1曲目『Etcetera』の冷めた虚無感たっぷりの演奏はどーしても好きにはなれないが、『Penelope』『Toy Tune』と素晴らしい曲が入っているので大好きなアルバムです!どちらも退廃的な魅力をもった曲ですが妙に色気があり、何よりサックスの音色が美しい。他にも何となく“コルトレーン”チックな『Barracudas』も面白いです。・・・ただこのアルバムは当時お蔵入りして後年にリリースされたせいか、ジャケットがいまいちで少し損しているように思う。例えばですが『Juju』みたいにリード・マイルスの写真で、美しい廃墟を撮ったジャケットなんかにして欲しかった。
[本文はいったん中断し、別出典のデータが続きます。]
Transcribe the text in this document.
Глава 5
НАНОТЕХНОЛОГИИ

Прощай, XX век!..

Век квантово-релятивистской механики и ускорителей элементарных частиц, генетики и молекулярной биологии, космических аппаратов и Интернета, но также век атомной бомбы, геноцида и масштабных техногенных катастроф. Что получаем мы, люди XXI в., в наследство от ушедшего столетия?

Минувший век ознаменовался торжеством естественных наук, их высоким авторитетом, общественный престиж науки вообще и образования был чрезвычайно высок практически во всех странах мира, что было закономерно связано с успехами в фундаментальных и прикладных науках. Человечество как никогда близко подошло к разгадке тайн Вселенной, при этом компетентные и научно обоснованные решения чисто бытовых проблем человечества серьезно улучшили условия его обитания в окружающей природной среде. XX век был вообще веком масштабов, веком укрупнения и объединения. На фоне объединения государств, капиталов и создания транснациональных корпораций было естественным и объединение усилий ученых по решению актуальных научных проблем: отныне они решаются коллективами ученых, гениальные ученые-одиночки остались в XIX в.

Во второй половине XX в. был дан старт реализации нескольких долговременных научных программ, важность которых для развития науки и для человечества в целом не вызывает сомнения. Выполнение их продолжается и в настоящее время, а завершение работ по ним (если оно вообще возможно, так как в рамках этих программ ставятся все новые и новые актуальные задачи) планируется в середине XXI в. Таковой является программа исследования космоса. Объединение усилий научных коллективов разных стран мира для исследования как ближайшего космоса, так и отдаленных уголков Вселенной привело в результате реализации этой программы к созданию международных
おそらく、約半年後のセッション(Adam's Apple)があまりに良すぎたので,お蔵入りになったのでしょう。聞き比べると分かりますが、ほぼ同じメンバーなのに、本作は「Adam's Apple」にはない魅力もあります。大胆な異色作だった前作「The All Seeing Eye」の匂いがかすかに・・・これには出てなかったけどベースがセシル・マクビーだからでしょうか。ワンホーンなのに混沌とした雰囲気も。お蔵入りがこの出来とは、ブルーノートおそるべしですが、Adam's Appleを聞いてからでも遅くありません。
ウエイン・ショーターのアルバムでは一番好きな作品です。ハービー・ハンコック(P)、セシル・マクビー(B)、ジョー・チェンバース(Ds)という布陣も強力無比。ハンコックの硬質なピアノは勿論いいですが、特筆すべきはジョー・チェンバースのドラムが大活躍する点です。特にギル・エヴァンス作の4曲目。チェンバースに煽られて雄叫びを上げるショーターのカッコいいこと! 各人の技量が完璧に発揮された名盤ですが、もっともっとクローズアップされてもいいんじゃないかと思います。